Podcast: Planning for Business Continuity and Disaster Recovery

In this podcast, Ken Bentsen, SIFMA President and CEO, along with Tom Price, managing director, and Charles DeSimone, vice president, both of whom work on SIFMA’s operations, technology, cyber & BCP efforts, provide an informative overview of the industry-wide business continuity test facilitated by SIFMA on October 24, 2020 and highlight its successful completion.


Transcript:

Ken Bentsen: Welcome to The SIFMA Podcast. I’m Ken Bentsen, SIFMA President and CEO. Today we are discussing the successful SIFMA-led business continuity test which took place over the weekend.  Here with me to discuss the issues and SIFMA’s broader BCP and disaster recovery efforts are my colleagues Tom Price, managing director, and Charles DeSimone, vice president, both of whom work on SIFMA’s operations, technology, cyber & BCP efforts.  So, let’s get started.

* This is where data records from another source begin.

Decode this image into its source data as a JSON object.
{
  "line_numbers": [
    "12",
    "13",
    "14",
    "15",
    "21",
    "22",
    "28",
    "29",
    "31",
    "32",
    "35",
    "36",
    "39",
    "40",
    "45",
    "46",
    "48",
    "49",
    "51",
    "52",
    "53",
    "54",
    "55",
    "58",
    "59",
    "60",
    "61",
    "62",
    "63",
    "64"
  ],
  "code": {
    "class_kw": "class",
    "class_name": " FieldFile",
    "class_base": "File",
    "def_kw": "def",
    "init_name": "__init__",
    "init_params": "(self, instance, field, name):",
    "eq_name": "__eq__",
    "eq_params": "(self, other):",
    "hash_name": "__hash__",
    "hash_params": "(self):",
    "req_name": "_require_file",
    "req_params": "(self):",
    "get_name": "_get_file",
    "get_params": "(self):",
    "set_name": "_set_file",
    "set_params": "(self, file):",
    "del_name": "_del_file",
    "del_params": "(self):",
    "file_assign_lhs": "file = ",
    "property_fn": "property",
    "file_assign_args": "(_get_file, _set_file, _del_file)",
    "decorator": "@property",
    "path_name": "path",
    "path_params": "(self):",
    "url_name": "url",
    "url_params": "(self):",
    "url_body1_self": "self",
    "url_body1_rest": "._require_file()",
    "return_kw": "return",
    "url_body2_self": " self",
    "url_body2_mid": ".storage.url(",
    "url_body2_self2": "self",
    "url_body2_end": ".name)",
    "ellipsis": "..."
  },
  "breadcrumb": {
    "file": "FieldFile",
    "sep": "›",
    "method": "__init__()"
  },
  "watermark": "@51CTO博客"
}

Ken:  Tom, let’s start at the top.  Could you give us an overview of this past weekend’s test?

Tom Price: Thanks, Ken.  On Saturday, October 24, SIFMA led a successful industry-wide business continuity test.  This test is a critical exercise that highlights our industry’s ability to operate through a significant emergency using backup sites, recovery facilities and backup communications capabilities across the industry.  The exercise involves test transactions for products like commercial paper, equities, options, fixed income, and included processes such as settlement, payments, Treasury auctions and market data.  Regulation Systems Compliance and Integrity requires that each SCI entity designate members and participants that meet a certain criteria like market share to take part in an annual business continuity and disaster recovery test, and SIFMA facilitates the test for the industry as part of our business continuity planning and disaster recovery work.  Reg SCI entities completed their testing requirements in parallel with the SIFMA industry backup test which we’ve been organizing for well over a dozen years.

Ken: Charles, maybe you can tell us, what is the scope of Reg SCI?

Charles DeSimone: Sure. The SEC adopted Regulation SCI in 2014 to strengthen the technology infrastructure of the U.S. securities markets.  Specifically, the rules are designed to reduce the occurrence of systems issues, improve resiliency when systems problems do occur, and enhance the SEC’s oversight and enforcement of securities market technology infrastructure.  Reg SCI applies to “SCI entities,” a term which includes SROs–including stock and options exchanges, registered clearing agencies, FINRA and the MSRB, alternative trading systems that trade NMS and non-NMS stocks exceeding specified volume thresholds, disseminators of consolidated market data, or plan processors, and certain exempt clearing agencies. The regulation applies primarily to the systems of SCI entities that directly support any one of six key securities market functions – trading, clearance and settlement, order routing, market data, market regulation, and market surveillance.

Charles:  Tom, you opened by saying the test was successful. Would you share the results?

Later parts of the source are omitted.